Quando olho para o meu filho e lhe vejo aquele sorriso maravilhoso, quando vejo este ser humano que continua a derreter-me o coração como quando senti o seu primeiro movimento dentro de mim, sinto um nó na garganta e penso: tudo o que passámos juntos nos tornou fortes, mais fortes, infinitamente fortes.
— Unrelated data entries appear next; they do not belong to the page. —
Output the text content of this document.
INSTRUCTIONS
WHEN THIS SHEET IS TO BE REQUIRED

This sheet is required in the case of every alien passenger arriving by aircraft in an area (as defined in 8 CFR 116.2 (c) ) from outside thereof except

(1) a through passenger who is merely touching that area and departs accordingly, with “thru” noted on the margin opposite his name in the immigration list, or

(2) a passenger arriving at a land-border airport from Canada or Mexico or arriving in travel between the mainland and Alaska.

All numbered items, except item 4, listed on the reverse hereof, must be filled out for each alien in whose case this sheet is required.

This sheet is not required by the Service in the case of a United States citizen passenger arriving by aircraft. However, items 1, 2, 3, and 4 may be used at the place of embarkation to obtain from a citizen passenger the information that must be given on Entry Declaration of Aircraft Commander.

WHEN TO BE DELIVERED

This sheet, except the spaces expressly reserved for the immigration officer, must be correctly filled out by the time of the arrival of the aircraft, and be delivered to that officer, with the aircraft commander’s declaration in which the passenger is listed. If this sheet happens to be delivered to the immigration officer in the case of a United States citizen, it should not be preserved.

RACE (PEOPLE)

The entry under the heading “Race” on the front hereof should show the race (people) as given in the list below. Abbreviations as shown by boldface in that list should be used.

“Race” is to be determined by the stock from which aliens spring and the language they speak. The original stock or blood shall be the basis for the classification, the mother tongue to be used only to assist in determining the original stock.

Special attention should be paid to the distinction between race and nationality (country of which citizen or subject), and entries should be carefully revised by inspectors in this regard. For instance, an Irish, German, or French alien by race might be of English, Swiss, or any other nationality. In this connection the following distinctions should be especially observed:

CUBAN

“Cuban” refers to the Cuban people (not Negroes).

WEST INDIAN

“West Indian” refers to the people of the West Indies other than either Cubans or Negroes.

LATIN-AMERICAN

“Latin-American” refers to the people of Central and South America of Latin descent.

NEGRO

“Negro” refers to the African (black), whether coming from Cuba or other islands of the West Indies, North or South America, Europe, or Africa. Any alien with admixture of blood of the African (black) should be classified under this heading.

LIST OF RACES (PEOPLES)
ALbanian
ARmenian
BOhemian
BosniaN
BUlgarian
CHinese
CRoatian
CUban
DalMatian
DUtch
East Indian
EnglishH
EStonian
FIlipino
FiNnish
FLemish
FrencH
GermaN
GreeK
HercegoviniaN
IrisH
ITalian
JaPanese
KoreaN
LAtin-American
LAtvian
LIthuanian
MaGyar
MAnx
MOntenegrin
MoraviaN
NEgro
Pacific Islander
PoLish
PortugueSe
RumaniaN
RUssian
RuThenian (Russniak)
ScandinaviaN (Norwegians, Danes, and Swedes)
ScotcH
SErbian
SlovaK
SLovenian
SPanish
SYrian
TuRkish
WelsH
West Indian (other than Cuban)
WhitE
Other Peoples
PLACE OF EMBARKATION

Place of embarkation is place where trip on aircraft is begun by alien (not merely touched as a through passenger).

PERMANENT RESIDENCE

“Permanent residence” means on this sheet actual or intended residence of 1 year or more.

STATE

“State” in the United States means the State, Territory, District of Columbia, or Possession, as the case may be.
Não me arrependo de nada: da solidão, da fome, do medo, da angustia, do terror do desconhecido, das noites sem dormir, das borgas a que não fui, dos sonhos sonhados não perdidos mas adiados e concretizados a uma velocidade diferente, do desencontro entre duas gerações já que era demasiado jovem perante os outros pais dos colegas do meu filho e com demasiada “idade” devido à responsabilidade assumida para viver de acordo com as colegas da minha idade, das humilhações passadas nos empregos que me permitiam alimentar-nos e serviram de alavanca até à concretização da minha licenciatura, dos primeiros dentes, da primeira palavra dita pelo meu filho, das suas gargalhadas, de o levar comigo para todo o lado e só ir a lugares onde o pudesse levar, de ouvir as suas primeiras confusões sentimentais de “amores” juvenis não correspondidos, das conversas sobre sexualidade que tivemos quando entrou na adolescência, das borgas que fizemos e fazemos juntos, de o ouvir falar da experiência do primeiro charro e do medo que isso me causou, das nossas discussões pois também as tivemos, das suas birras, das minhas lágrimas, dos meus sustos, dos seus medos, dos jantares maravilhosos feitos por ele enquanto eu estudava, do seu cortejo de caloiro pelas ruas de Coimbra, de o aconselhar nas suas dúvidas de jovem namoradeiro, de chorar agarrada a ele quando o peso da vida se tornava menos suportável, das risadas dele face ao meu desconcerto de lhe falar do meu namorado, de tudo o que vivemos, juntos, de menos e de bom e de muito bom.
Posso ter muitas razões racionais para votar não. Mas confesso que são as razões emocionais, e mais estas até que as outras, que incondicionalmente, me levam a votar não.Perdoem-me pela extensão do texto. E obrigada pela vossa paciência se me leram até ao fim.
Paula"
1 comentário:
dou.lhe os meus parabéns o seu testemunho está fascinate...estva a lelo para um trabalho de maes adolescentes e até as lagrimas me viream aos olhos...muitisimos parabens!